Il piccolo "grande" Alex, il bimbo affetto dalla nascita da Linfoistiocitosi Emofagocitica (una malattia genetica rarissima che colpisce solo lo 0.002% dei bambini e che non lascia speranze di vita senza trapianto di midollo osseo in tempi rapidissimi), è tornato insieme ai familiari, tramite la pagina social a lui dedicata, a ringraziare quanti fino ad ora lo avevano sostenuto.

Il bimbo che ora è potuto rientrare coi genitori dopo il ricovero all'ospedale Bambin Gesù di Roma e l'efficace intervento di trapianto di midollo osseo, si trova finalmente a casa nella Londra dove il padre, veronese originario di Lazise, e la madre, da tempo vivono.

All'interno di una toccante lettera aperta si può leggere, oltre ai ringraziamenti, anche il caloroso invito rivolto a tutti i potenziali donatori di midollo osseo, affinché possano essere fornite nuove speranze a quei bimbi che, proprio come Alex, necessitano di un aiuto per poter sopravvivere. Proprio nelle scorse settimane si è ad esempio diffusa la notizia di una nuova famiglia, quella del bimbo milanese Gabriele, anche lui affetto da una rarissima malattia, alla ricerca di un possibile donatore compatibile di midollo osseo.

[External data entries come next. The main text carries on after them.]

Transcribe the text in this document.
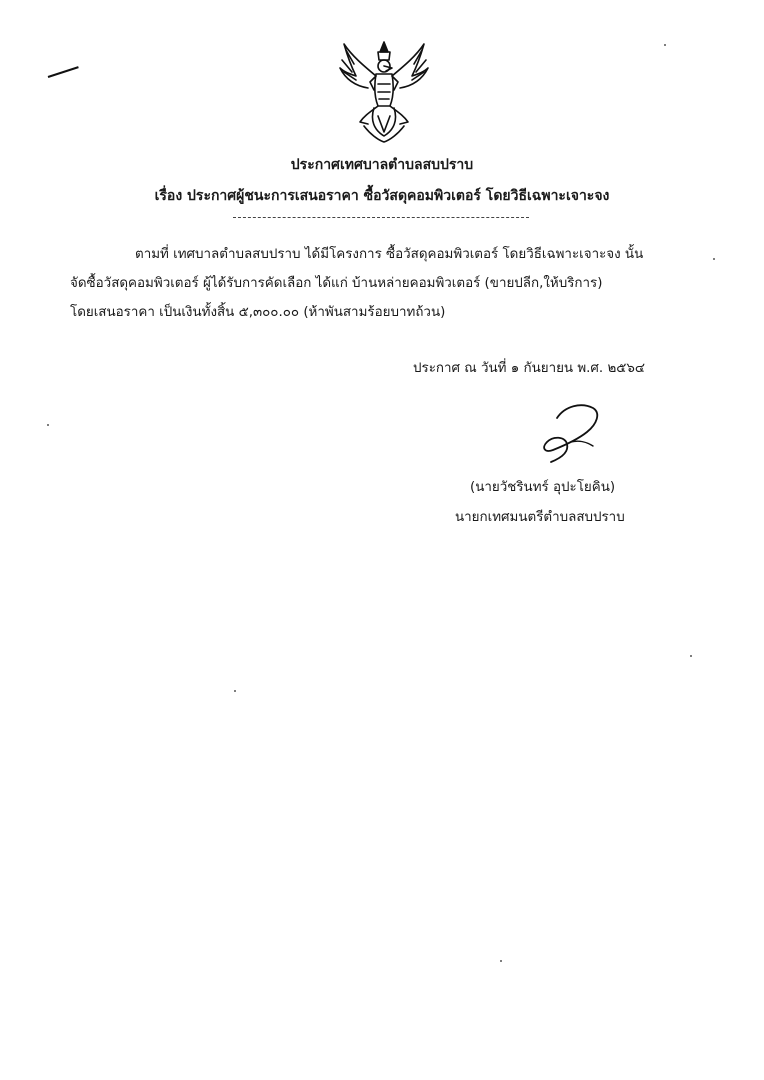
ประกาศเทศบาลตำบลสบปราบ
เรื่อง ประกาศผู้ชนะการเสนอราคา ซื้อวัสดุคอมพิวเตอร์ โดยวิธีเฉพาะเจาะจง
ตามที่ เทศบาลตำบลสบปราบ ได้มีโครงการ ซื้อวัสดุคอมพิวเตอร์ โดยวิธีเฉพาะเจาะจง นั้น
จัดซื้อวัสดุคอมพิวเตอร์ ผู้ได้รับการคัดเลือก ได้แก่ บ้านหล่ายคอมพิวเตอร์ (ขายปลีก,ให้บริการ)
โดยเสนอราคา เป็นเงินทั้งสิ้น ๕,๓๐๐.๐๐ (ห้าพันสามร้อยบาทถ้วน)
ประกาศ ณ วันที่ ๑ กันยายน พ.ศ. ๒๕๖๔
(นายวัชรินทร์ อุปะโยคิน)
นายกเทศมนตรีตำบลสบปราบ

Di seguito riportiamo il testo integrale della lettera di Alex:

«Ciao a tutti,

Scusate se non vi ho aggiornato per un po’ di tempo ma con mamma e papà, assieme a tutti i medici ed infermieri che mi hanno premurosamente curato in questo periodo, abbiamo deciso di essere concentrati sulla mia ripresa senza permetterci alcuna forma di distrazione. Non è stato semplice, sono stato lontano da tutto e da tutti, ma adesso che il catetere venoso centrale, collegato al mio cuoricino per permettere l’infusione dei farmaci oltre che delle cellule staminali di papà, è stato tolto ed abbiamo avuto conferma dagli ultimi esami che le cellule del mio papà hanno completamente sostituito quelle mie malate, posso finalmente intraprendere una nuova avventura: vivere come i bimbi delle mia età.

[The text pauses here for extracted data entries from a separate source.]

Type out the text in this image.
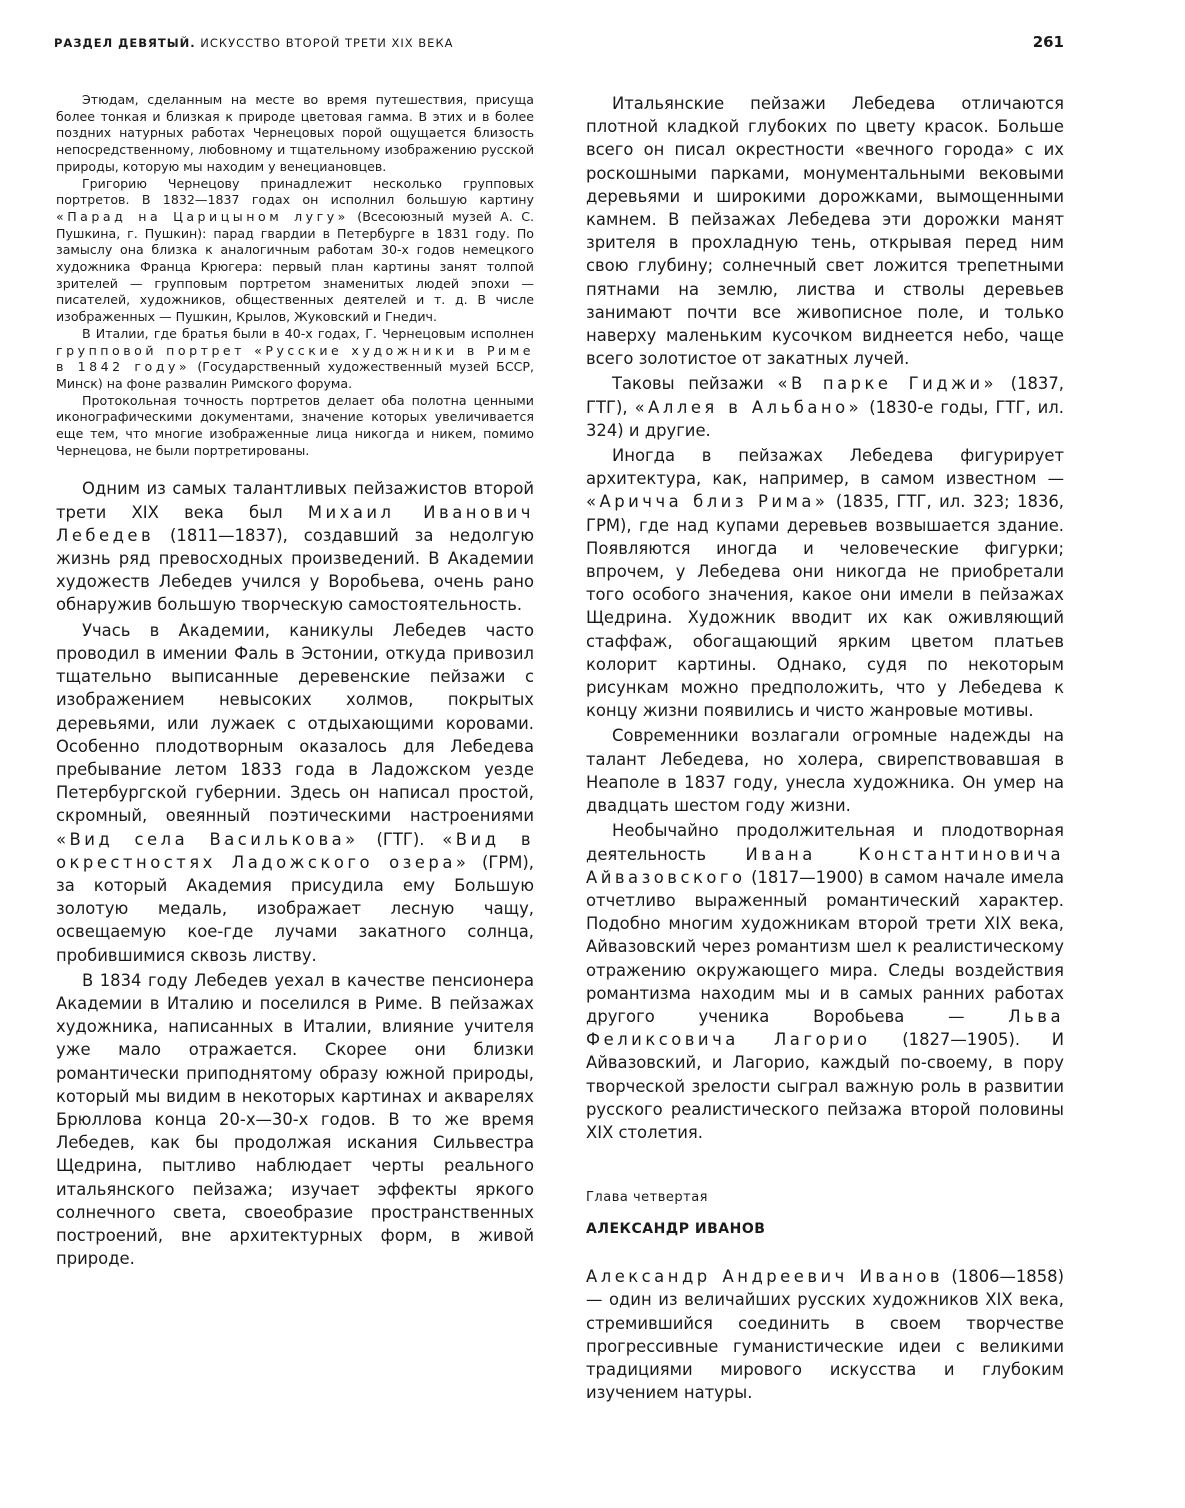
РАЗДЕЛ ДЕВЯТЫЙ. ИСКУССТВО ВТОРОЙ ТРЕТИ XIX ВЕКА	261

Этюдам, сделанным на месте во время путешествия, присуща более тонкая и близкая к природе цветовая гамма. В этих и в более поздних натурных работах Чернецовых порой ощущается близость непосредственному, любовному и тщательному изображению русской природы, которую мы находим у венециановцев.

Григорию Чернецову принадлежит несколько групповых портретов. В 1832—1837 годах он исполнил большую картину «Парад на Царицыном лугу» (Всесоюзный музей А. С. Пушкина, г. Пушкин): парад гвардии в Петербурге в 1831 году. По замыслу она близка к аналогичным работам 30-х годов немецкого художника Франца Крюгера: первый план картины занят толпой зрителей — групповым портретом знаменитых людей эпохи — писателей, художников, общественных деятелей и т. д. В числе изображенных — Пушкин, Крылов, Жуковский и Гнедич.

В Италии, где братья были в 40-х годах, Г. Чернецовым исполнен групповой портрет «Русские художники в Риме в 1842 году» (Государственный художественный музей БССР, Минск) на фоне развалин Римского форума.

Протокольная точность портретов делает оба полотна ценными иконографическими документами, значение которых увеличивается еще тем, что многие изображенные лица никогда и никем, помимо Чернецова, не были портретированы.

Одним из самых талантливых пейзажистов второй трети XIX века был Михаил Иванович Лебедев (1811—1837), создавший за недолгую жизнь ряд превосходных произведений. В Академии художеств Лебедев учился у Воробьева, очень рано обнаружив большую творческую самостоятельность.

Учась в Академии, каникулы Лебедев часто проводил в имении Фаль в Эстонии, откуда привозил тщательно выписанные деревенские пейзажи с изображением невысоких холмов, покрытых деревьями, или лужаек с отдыхающими коровами. Особенно плодотворным оказалось для Лебедева пребывание летом 1833 года в Ладожском уезде Петербургской губернии. Здесь он написал простой, скромный, овеянный поэтическими настроениями «Вид села Василькова» (ГТГ). «Вид в окрестностях Ладожского озера» (ГРМ), за который Академия присудила ему Большую золотую медаль, изображает лесную чащу, освещаемую кое-где лучами закатного солнца, пробившимися сквозь листву.

В 1834 году Лебедев уехал в качестве пенсионера Академии в Италию и поселился в Риме. В пейзажах художника, написанных в Италии, влияние учителя уже мало отражается. Скорее они близки романтически приподнятому образу южной природы, который мы видим в некоторых картинах и акварелях Брюллова конца 20-х—30-х годов. В то же время Лебедев, как бы продолжая искания Сильвестра Щедрина, пытливо наблюдает черты реального итальянского пейзажа; изучает эффекты яркого солнечного света, своеобразие пространственных построений, вне архитектурных форм, в живой природе.

Итальянские пейзажи Лебедева отличаются плотной кладкой глубоких по цвету красок. Больше всего он писал окрестности «вечного города» с их роскошными парками, монументальными вековыми деревьями и широкими дорожками, вымощенными камнем. В пейзажах Лебедева эти дорожки манят зрителя в прохладную тень, открывая перед ним свою глубину; солнечный свет ложится трепетными пятнами на землю, листва и стволы деревьев занимают почти все живописное поле, и только наверху маленьким кусочком виднеется небо, чаще всего золотистое от закатных лучей.

Таковы пейзажи «В парке Гиджи» (1837, ГТГ), «Аллея в Альбано» (1830-е годы, ГТГ, ил. 324) и другие.

Иногда в пейзажах Лебедева фигурирует архитектура, как, например, в самом известном — «Ариччa близ Рима» (1835, ГТГ, ил. 323; 1836, ГРМ), где над купами деревьев возвышается здание. Появляются иногда и человеческие фигурки; впрочем, у Лебедева они никогда не приобретали того особого значения, какое они имели в пейзажах Щедрина. Художник вводит их как оживляющий стаффаж, обогащающий ярким цветом платьев колорит картины. Однако, судя по некоторым рисункам можно предположить, что у Лебедева к концу жизни появились и чисто жанровые мотивы.

Современники возлагали огромные надежды на талант Лебедева, но холера, свирепствовавшая в Неаполе в 1837 году, унесла художника. Он умер на двадцать шестом году жизни.

Необычайно продолжительная и плодотворная деятельность Ивана Константиновича Айвазовского (1817—1900) в самом начале имела отчетливо выраженный романтический характер. Подобно многим художникам второй трети XIX века, Айвазовский через романтизм шел к реалистическому отражению окружающего мира. Следы воздействия романтизма находим мы и в самых ранних работах другого ученика Воробьева — Льва Феликсовича Лагорио (1827—1905). И Айвазовский, и Лагорио, каждый по-своему, в пору творческой зрелости сыграл важную роль в развитии русского реалистического пейзажа второй половины XIX столетия.

Глава четвертая
АЛЕКСАНДР ИВАНОВ

Александр Андреевич Иванов (1806—1858) — один из величайших русских художников XIX века, стремившийся соединить в своем творчестве прогрессивные гуманистические идеи с великими традициями мирового искусства и глубоким изучением натуры.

Ho combattuto come un guerriero, mi sono aggrappato alla vita con tutte le mie forze, così come giorno dopo giorno lo stanno facendo tanti altri bambini e malati che impavidi stanno combattendo battaglie estenuanti. Credo di essere stato anche un po’ fortunato, ho incontrato medici formidabili, sono stato curato in un centro d’eccellenza, e sono guarito; ma inevitabilmente il mio pensiero va a tutti quei bimbi, meno fortunati di me, che purtroppo non ce l’hanno fatta. E le mie preghiere rivolte ai loro genitori affinché possano trovare la forza di andare avanti.

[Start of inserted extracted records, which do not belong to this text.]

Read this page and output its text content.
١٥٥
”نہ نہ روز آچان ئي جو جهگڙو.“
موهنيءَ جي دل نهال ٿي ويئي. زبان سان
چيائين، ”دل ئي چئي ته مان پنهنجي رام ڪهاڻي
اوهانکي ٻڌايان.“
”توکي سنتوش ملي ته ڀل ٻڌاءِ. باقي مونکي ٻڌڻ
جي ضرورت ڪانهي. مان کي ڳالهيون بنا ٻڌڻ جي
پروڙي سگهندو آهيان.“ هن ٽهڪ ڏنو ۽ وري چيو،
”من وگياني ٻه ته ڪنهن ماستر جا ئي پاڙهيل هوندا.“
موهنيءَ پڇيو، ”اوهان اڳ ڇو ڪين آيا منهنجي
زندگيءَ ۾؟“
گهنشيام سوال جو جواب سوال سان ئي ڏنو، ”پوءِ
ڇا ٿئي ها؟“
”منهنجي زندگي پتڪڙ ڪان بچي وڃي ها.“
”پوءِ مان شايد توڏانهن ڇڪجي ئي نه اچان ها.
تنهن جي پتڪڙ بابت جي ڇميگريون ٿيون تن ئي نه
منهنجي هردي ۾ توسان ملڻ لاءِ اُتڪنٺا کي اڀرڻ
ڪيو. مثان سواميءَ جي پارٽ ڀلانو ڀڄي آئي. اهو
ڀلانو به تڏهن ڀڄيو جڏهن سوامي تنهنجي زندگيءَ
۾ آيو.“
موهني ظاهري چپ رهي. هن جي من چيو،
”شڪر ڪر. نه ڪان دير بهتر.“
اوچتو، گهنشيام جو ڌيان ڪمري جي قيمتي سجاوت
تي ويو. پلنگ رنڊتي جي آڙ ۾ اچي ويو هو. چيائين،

Il mio non vuole essere un addio, ma un arrivederci, promettendovi che mamma e papà vi terranno aggiornati, anche perché ci sono tanti altri malati, tra cui numerosi bimbi come me, e che meritano parimenti la vostra attenzione ed il vostro aiuto. Non mi stancherò mai di ringraziarvi per l’amore sconfinato della vostra scelta coscienziosa di iscrivervi al registro dei donatori di midollo osseo, che sta donando a tanti altri bambini, e malati, un’altra occasione. Vi prego, non lasciate infrangere questo maremoto sullo scoglio dell’indifferenza, ma sostenete la sua onda d’urto per alimentare le speranze di guarigione di altri malati, molti in età pediatrica come me. Io sono riuscito a compiere due anni perché papà mi ha donato le sue cellule staminali emopoietiche, e mi ha pure raccontato che è stato davvero molto semplice. Poi i medici dell’Ospedale Pediatrico Bambino Gesù hanno fatto la magia e mi hanno salvato. Ed oggi sono qua a confessarvi che è di gran lunga più pauroso aver bisogno di un trapianto di cellule staminali emopoietiche non avendo un donatore compatibile disponibile, rispetto alla paura di un ago o di un intervento in anestesia locale per il prelievo delle cellule staminali. 

Quindi non aspettate, uno di voi potrebbe esser il super eroe di qualcuno bisognoso di aiuto, così come il mio papà lo è stato e lo è per me! Non vivete col rimpianto di non averlo fatto, però dall’altro lato non perdete troppo tempo perché non è bello far aspettare i propri gemelli “genetici”... e sopratutto non vi tirate indietro qualora abbiate la gioia di essere chiamati a donare! Voi siete stati e resterete l’emozione più bella ed indescrivibile della mia vita».